The video takes off—like after like, share after share—that is, until the internet trolls, hiding behind avatars and fake names (probably sitting in the dark in their underwear in their parents' basement) come out of the woodwork. This scene is similar to watching celebrities read mean tweets about themselves. The trolls are horrific, one wishing they would “drink bleach and die” and another spewing, “I’m ready to pump GENIUS level sperm into your football shaped body.” The women loose focus of their original intent and create a new set of sexual videos trolling the trolls. Nothing good comes of it, and the play turns extremely dark.

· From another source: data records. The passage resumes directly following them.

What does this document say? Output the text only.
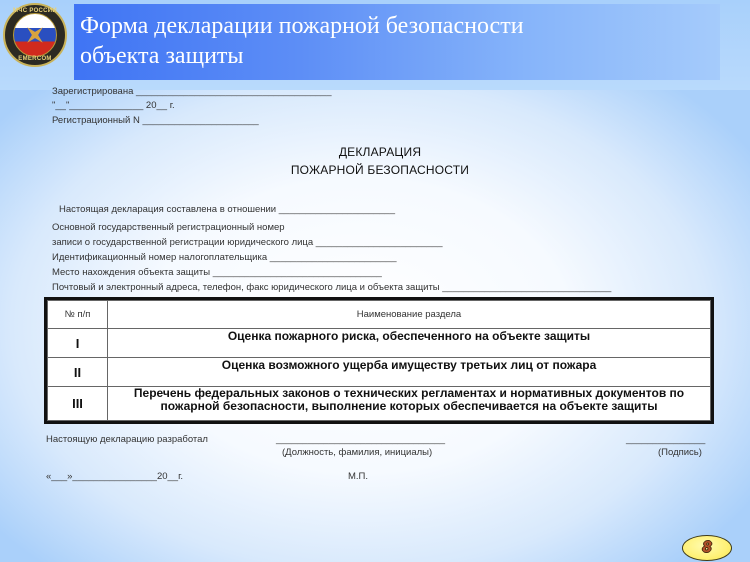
МЧС РОССИИ
EMERCOM
Форма декларации пожарной безопасности
объекта защиты
Зарегистрирована _____________________________________
"__"______________ 20__ г.
Регистрационный N ______________________
ДЕКЛАРАЦИЯ
ПОЖАРНОЙ БЕЗОПАСНОСТИ
Настоящая декларация составлена в отношении ______________________
Основной государственный регистрационный номер
записи о государственной регистрации юридического лица ________________________
Идентификационный номер налогоплательщика ________________________
Место нахождения объекта защиты ________________________________
Почтовый и электронный адреса, телефон, факс юридического лица и объекта защиты ________________________________
№ п/п	Наименование раздела
I	Оценка пожарного риска, обеспеченного на объекте защиты
II	Оценка возможного ущерба имуществу третьих лиц от пожара
III	Перечень федеральных законов о технических регламентах и нормативных документов по пожарной безопасности, выполнение которых обеспечивается на объекте защиты
Настоящую декларацию разработал	________________________________
(Должность, фамилия, инициалы)
_______________
(Подпись)
«___»________________20__г.	М.П.
8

#liberated is co-directed by Rachel Karp and Jaki Bradley—it’s almost as if one directed the first half with the other directing the second. There are some good comedic moments early on, although not sustained, and it’s easy to see that the women enjoy each other. Dancing to Enya with multi-colored scarves to simulate an undulating vulva is actually a pretty funny scene. However, there is nothing sexy enough nor hardcore enough to warrant the vitriol foisted at them by the internet trolls. The sexual scenarios mostly come off as silly and tame; which begs, why the backlash? These are women who most likely would have experimented in college. They know of PornHub and Max After Dark, but beyond that the script lacks imagination and daring.

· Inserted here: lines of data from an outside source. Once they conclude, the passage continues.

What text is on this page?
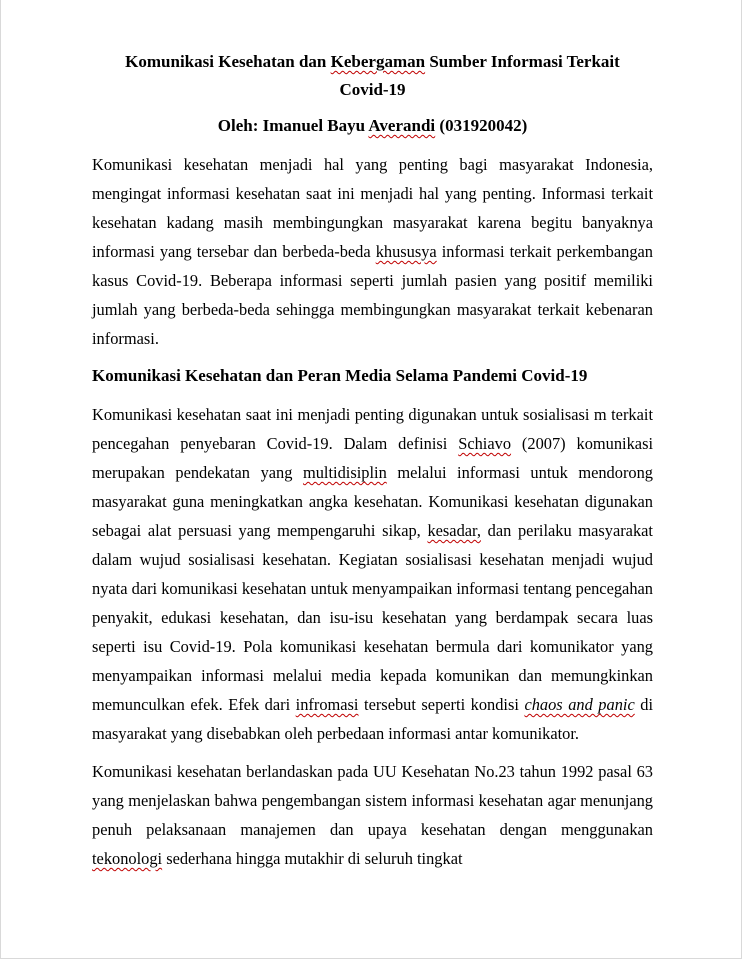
Komunikasi Kesehatan dan Kebergaman Sumber Informasi Terkait
Covid-19

Oleh: Imanuel Bayu Averandi (031920042)

Komunikasi kesehatan menjadi hal yang penting bagi masyarakat Indonesia, mengingat informasi kesehatan saat ini menjadi hal yang penting. Informasi terkait kesehatan kadang masih membingungkan masyarakat karena begitu banyaknya informasi yang tersebar dan berbeda-beda khususya informasi terkait perkembangan kasus Covid-19. Beberapa informasi seperti jumlah pasien yang positif memiliki jumlah yang berbeda-beda sehingga membingungkan masyarakat terkait kebenaran informasi.

Komunikasi Kesehatan dan Peran Media Selama Pandemi Covid-19

Komunikasi kesehatan saat ini menjadi penting digunakan untuk sosialisasi m terkait pencegahan penyebaran Covid-19. Dalam definisi Schiavo (2007) komunikasi merupakan pendekatan yang multidisiplin melalui informasi untuk mendorong masyarakat guna meningkatkan angka kesehatan. Komunikasi kesehatan digunakan sebagai alat persuasi yang mempengaruhi sikap, kesadar, dan perilaku masyarakat dalam wujud sosialisasi kesehatan. Kegiatan sosialisasi kesehatan menjadi wujud nyata dari komunikasi kesehatan untuk menyampaikan informasi tentang pencegahan penyakit, edukasi kesehatan, dan isu-isu kesehatan yang berdampak secara luas seperti isu Covid-19. Pola komunikasi kesehatan bermula dari komunikator yang menyampaikan informasi melalui media kepada komunikan dan memungkinkan memunculkan efek. Efek dari infromasi tersebut seperti kondisi chaos and panic di masyarakat yang disebabkan oleh perbedaan informasi antar komunikator.

Komunikasi kesehatan berlandaskan pada UU Kesehatan No.23 tahun 1992 pasal 63 yang menjelaskan bahwa pengembangan sistem informasi kesehatan agar menunjang penuh pelaksanaan manajemen dan upaya kesehatan dengan menggunakan tekonologi sederhana hingga mutakhir di seluruh tingkat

As an ensemble piece, #liberated includes Tamara Del Rosso, Zoë Sophia Garcia, Lillian Meredith, Gabby Sherba, Taylor Shurte, and Madison Welterlen. They are good enough given a marginal script. The Brooklyn apartment set design by Frank Oliva has an Ikea look which includes nice lighting credited to Scot Gianelli. The sound design by Ben Vigus is across the board and oddly employs misogynistic rap music between the scenes. Vigus evokes Internet sounds, television newscasts, and lively Zumba-type music.

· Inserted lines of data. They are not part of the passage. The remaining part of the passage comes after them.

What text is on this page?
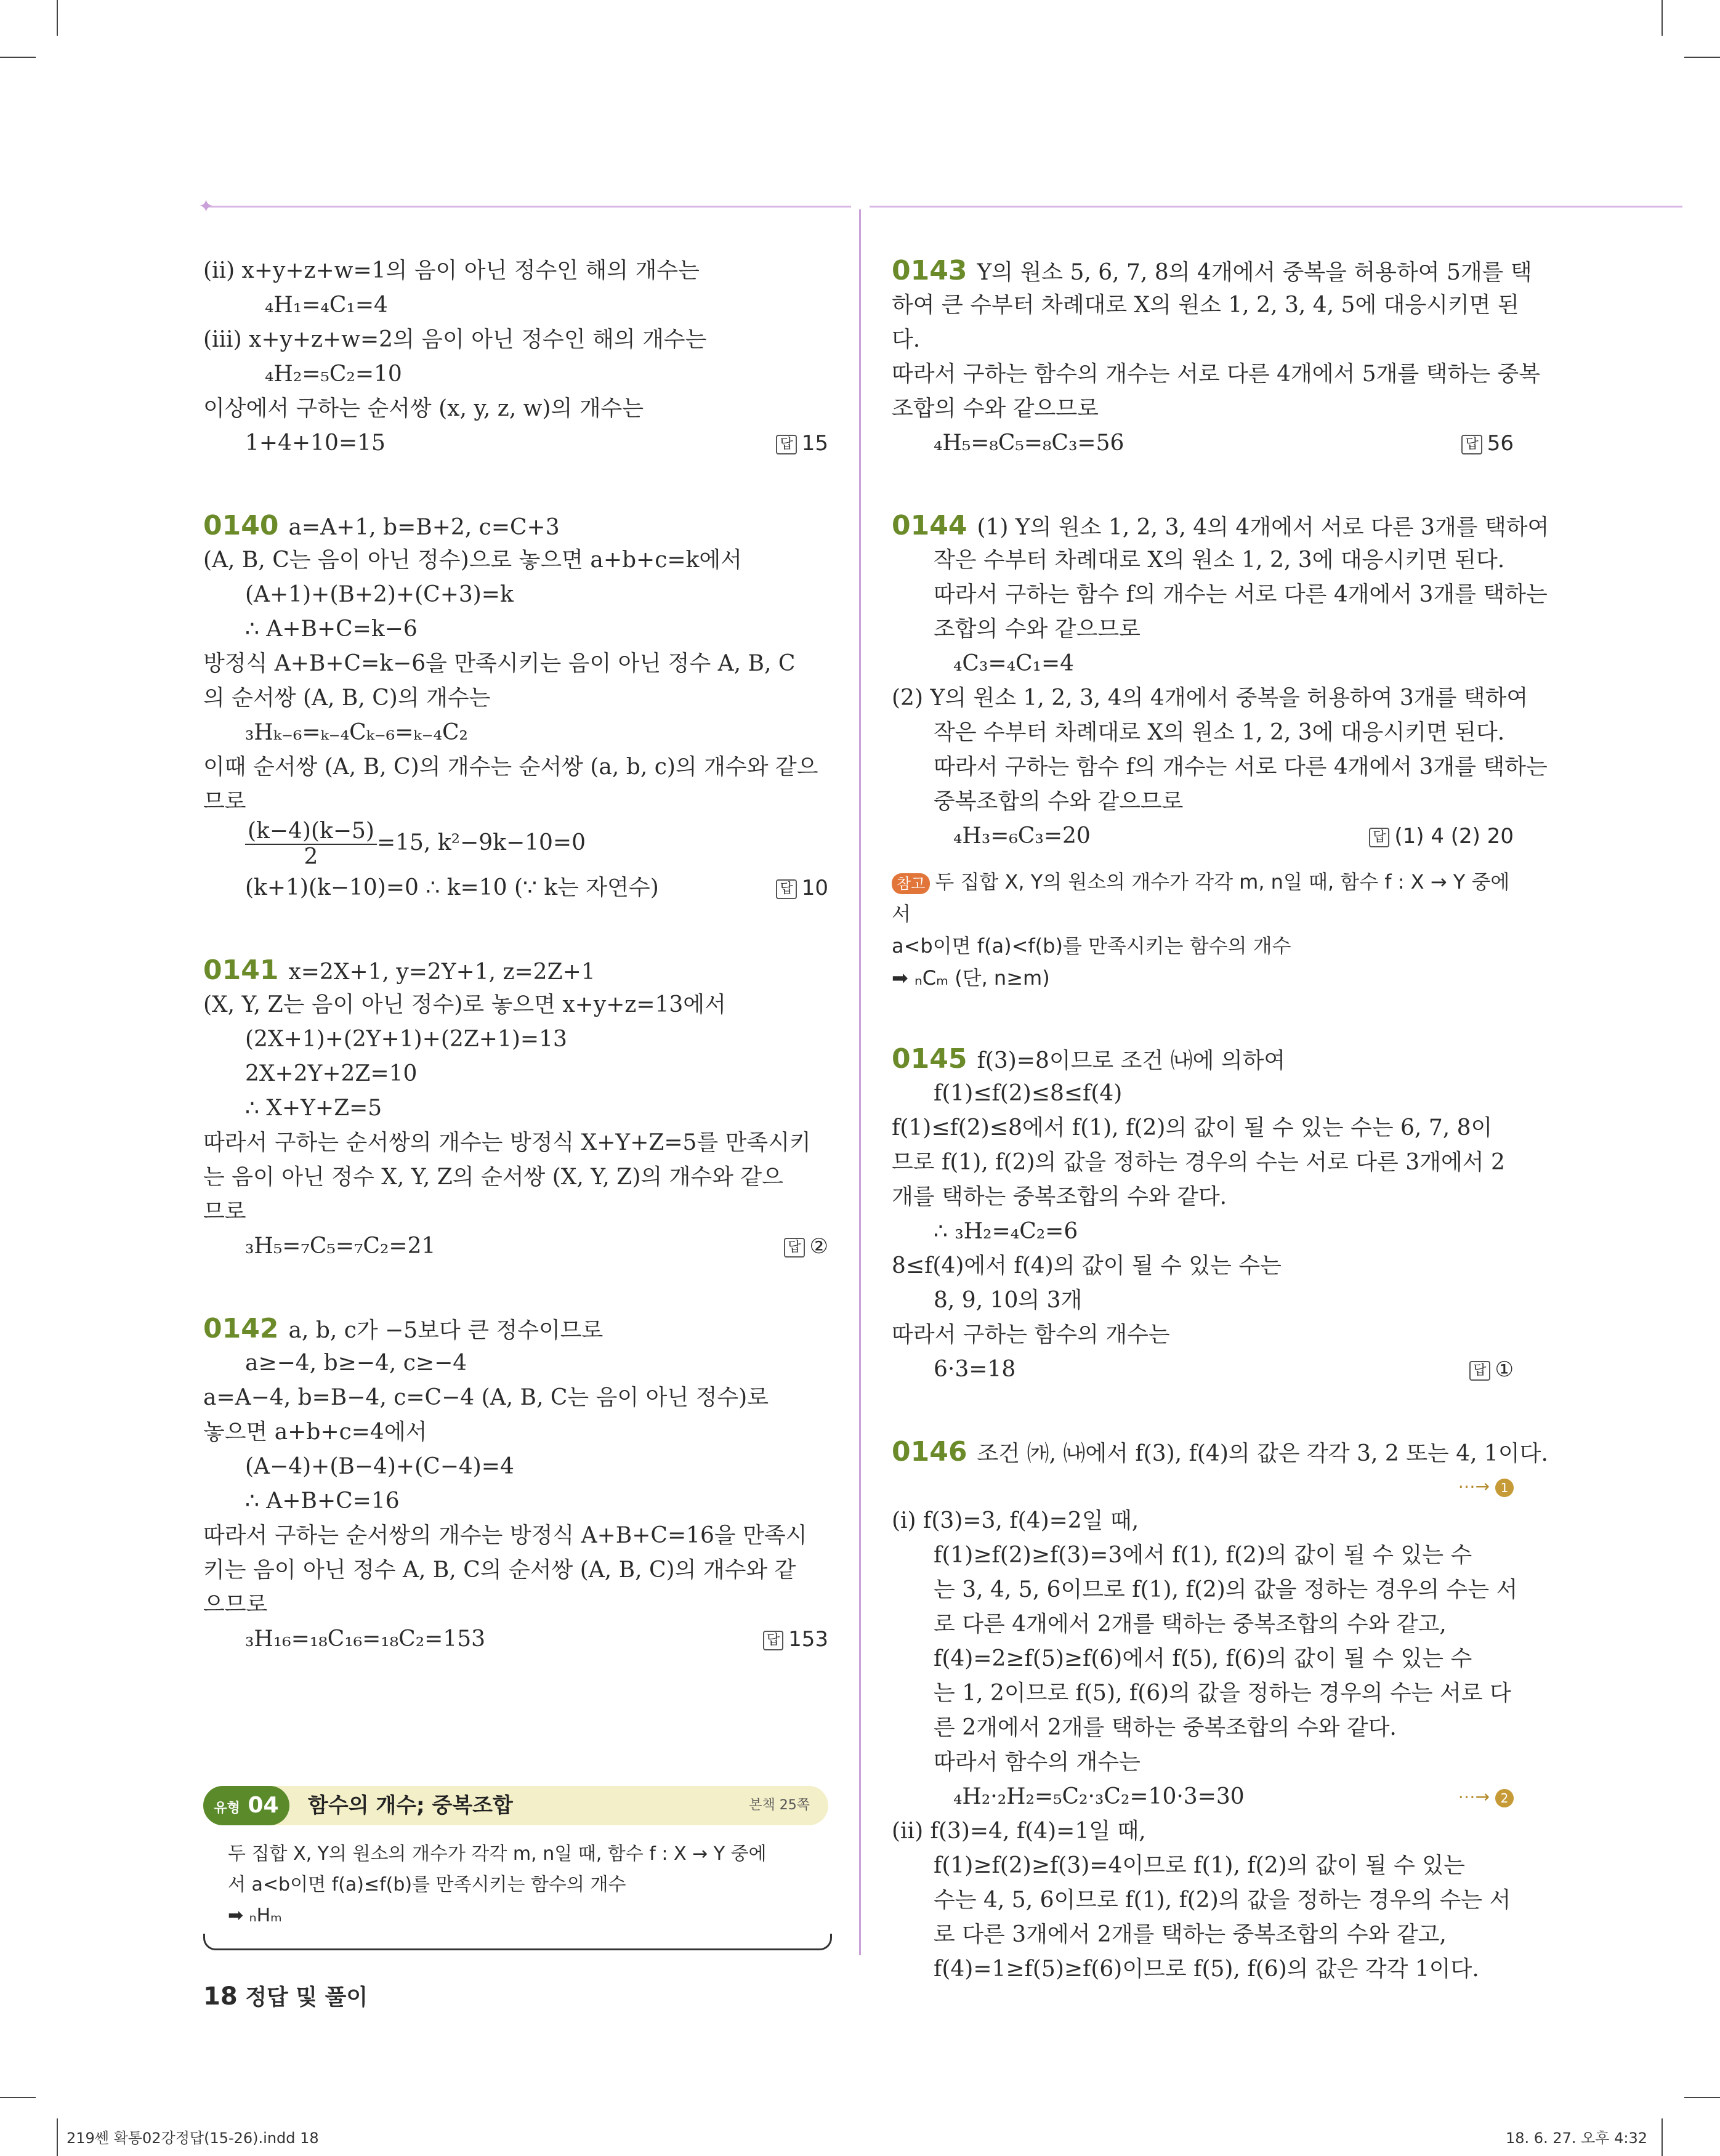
✦
(ⅱ) x+y+z+w=1의 음이 아닌 정수인 해의 개수는
₄H₁=₄C₁=4
(ⅲ) x+y+z+w=2의 음이 아닌 정수인 해의 개수는
₄H₂=₅C₂=10
이상에서 구하는 순서쌍 (x, y, z, w)의 개수는
1+4+10=15	답 15
0140 a=A+1, b=B+2, c=C+3
(A, B, C는 음이 아닌 정수)으로 놓으면 a+b+c=k에서
(A+1)+(B+2)+(C+3)=k
∴ A+B+C=k−6
방정식 A+B+C=k−6을 만족시키는 음이 아닌 정수 A, B, C
의 순서쌍 (A, B, C)의 개수는
₃Hₖ₋₆=ₖ₋₄Cₖ₋₆=ₖ₋₄C₂
이때 순서쌍 (A, B, C)의 개수는 순서쌍 (a, b, c)의 개수와 같으
므로
$\frac{(k-4)(k-5)}{2} =15$, k²−9k−10=0
(k+1)(k−10)=0 ∴ k=10 (∵ k는 자연수)	답 10
0141 x=2X+1, y=2Y+1, z=2Z+1
(X, Y, Z는 음이 아닌 정수)로 놓으면 x+y+z=13에서
(2X+1)+(2Y+1)+(2Z+1)=13
2X+2Y+2Z=10
∴ X+Y+Z=5
따라서 구하는 순서쌍의 개수는 방정식 X+Y+Z=5를 만족시키
는 음이 아닌 정수 X, Y, Z의 순서쌍 (X, Y, Z)의 개수와 같으
므로
₃H₅=₇C₅=₇C₂=21	답 ②
0142 a, b, c가 −5보다 큰 정수이므로
a≥−4, b≥−4, c≥−4
a=A−4, b=B−4, c=C−4 (A, B, C는 음이 아닌 정수)로
놓으면 a+b+c=4에서
(A−4)+(B−4)+(C−4)=4
∴ A+B+C=16
따라서 구하는 순서쌍의 개수는 방정식 A+B+C=16을 만족시
키는 음이 아닌 정수 A, B, C의 순서쌍 (A, B, C)의 개수와 같
으므로
₃H₁₆=₁₈C₁₆=₁₈C₂=153	답 153
유형 04	함수의 개수; 중복조합	본책 25쪽
두 집합 X, Y의 원소의 개수가 각각 m, n일 때, 함수 f : X → Y 중에
서 a<b이면 f(a)≤f(b)를 만족시키는 함수의 개수
➡ ₙHₘ
0143 Y의 원소 5, 6, 7, 8의 4개에서 중복을 허용하여 5개를 택
하여 큰 수부터 차례대로 X의 원소 1, 2, 3, 4, 5에 대응시키면 된
다.
따라서 구하는 함수의 개수는 서로 다른 4개에서 5개를 택하는 중복
조합의 수와 같으므로
₄H₅=₈C₅=₈C₃=56	답 56
0144 (1) Y의 원소 1, 2, 3, 4의 4개에서 서로 다른 3개를 택하여
작은 수부터 차례대로 X의 원소 1, 2, 3에 대응시키면 된다.
따라서 구하는 함수 f의 개수는 서로 다른 4개에서 3개를 택하는
조합의 수와 같으므로
₄C₃=₄C₁=4
(2) Y의 원소 1, 2, 3, 4의 4개에서 중복을 허용하여 3개를 택하여
작은 수부터 차례대로 X의 원소 1, 2, 3에 대응시키면 된다.
따라서 구하는 함수 f의 개수는 서로 다른 4개에서 3개를 택하는
중복조합의 수와 같으므로
₄H₃=₆C₃=20	답 (1) 4 (2) 20
참고 두 집합 X, Y의 원소의 개수가 각각 m, n일 때, 함수 f : X → Y 중에서
a<b이면 f(a)<f(b)를 만족시키는 함수의 개수
➡ ₙCₘ (단, n≥m)
0145 f(3)=8이므로 조건 ㈏에 의하여
f(1)≤f(2)≤8≤f(4)
f(1)≤f(2)≤8에서 f(1), f(2)의 값이 될 수 있는 수는 6, 7, 8이
므로 f(1), f(2)의 값을 정하는 경우의 수는 서로 다른 3개에서 2
개를 택하는 중복조합의 수와 같다.
∴ ₃H₂=₄C₂=6
8≤f(4)에서 f(4)의 값이 될 수 있는 수는
8, 9, 10의 3개
따라서 구하는 함수의 개수는
6·3=18	답 ①
0146 조건 ㈎, ㈏에서 f(3), f(4)의 값은 각각 3, 2 또는 4, 1이다.
⋯→ 1
(ⅰ) f(3)=3, f(4)=2일 때,
f(1)≥f(2)≥f(3)=3에서 f(1), f(2)의 값이 될 수 있는 수
는 3, 4, 5, 6이므로 f(1), f(2)의 값을 정하는 경우의 수는 서
로 다른 4개에서 2개를 택하는 중복조합의 수와 같고,
f(4)=2≥f(5)≥f(6)에서 f(5), f(6)의 값이 될 수 있는 수
는 1, 2이므로 f(5), f(6)의 값을 정하는 경우의 수는 서로 다
른 2개에서 2개를 택하는 중복조합의 수와 같다.
따라서 함수의 개수는
₄H₂·₂H₂=₅C₂·₃C₂=10·3=30	⋯→ 2
(ⅱ) f(3)=4, f(4)=1일 때,
f(1)≥f(2)≥f(3)=4이므로 f(1), f(2)의 값이 될 수 있는
수는 4, 5, 6이므로 f(1), f(2)의 값을 정하는 경우의 수는 서
로 다른 3개에서 2개를 택하는 중복조합의 수와 같고,
f(4)=1≥f(5)≥f(6)이므로 f(5), f(6)의 값은 각각 1이다.
18 정답 및 풀이
219쎈 확통02강정답(15-26).indd 18	18. 6. 27. 오후 4:32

In the world of over sharing on the Internet, between Facebook and every social media app, #liberated seemed to want to say something profound. Unfortunately, it never said enough. It did not include women of color, or create a powerful, lasting conversation. In a year where we may see the first female president in this country, it’s way past time for women to step up and truly make a difference in the world for women. At best the only message here is don’t engage in a battle on the Internet—no one ever wins.
#liberated runs until June 19 at IRT Theater (154 Christopher St., 3 Floor, #3 B) in Manhattan. Performances are Wednesday through Monday at 7:30 p.m. Tickets cost $18 and are available at rttheater.org.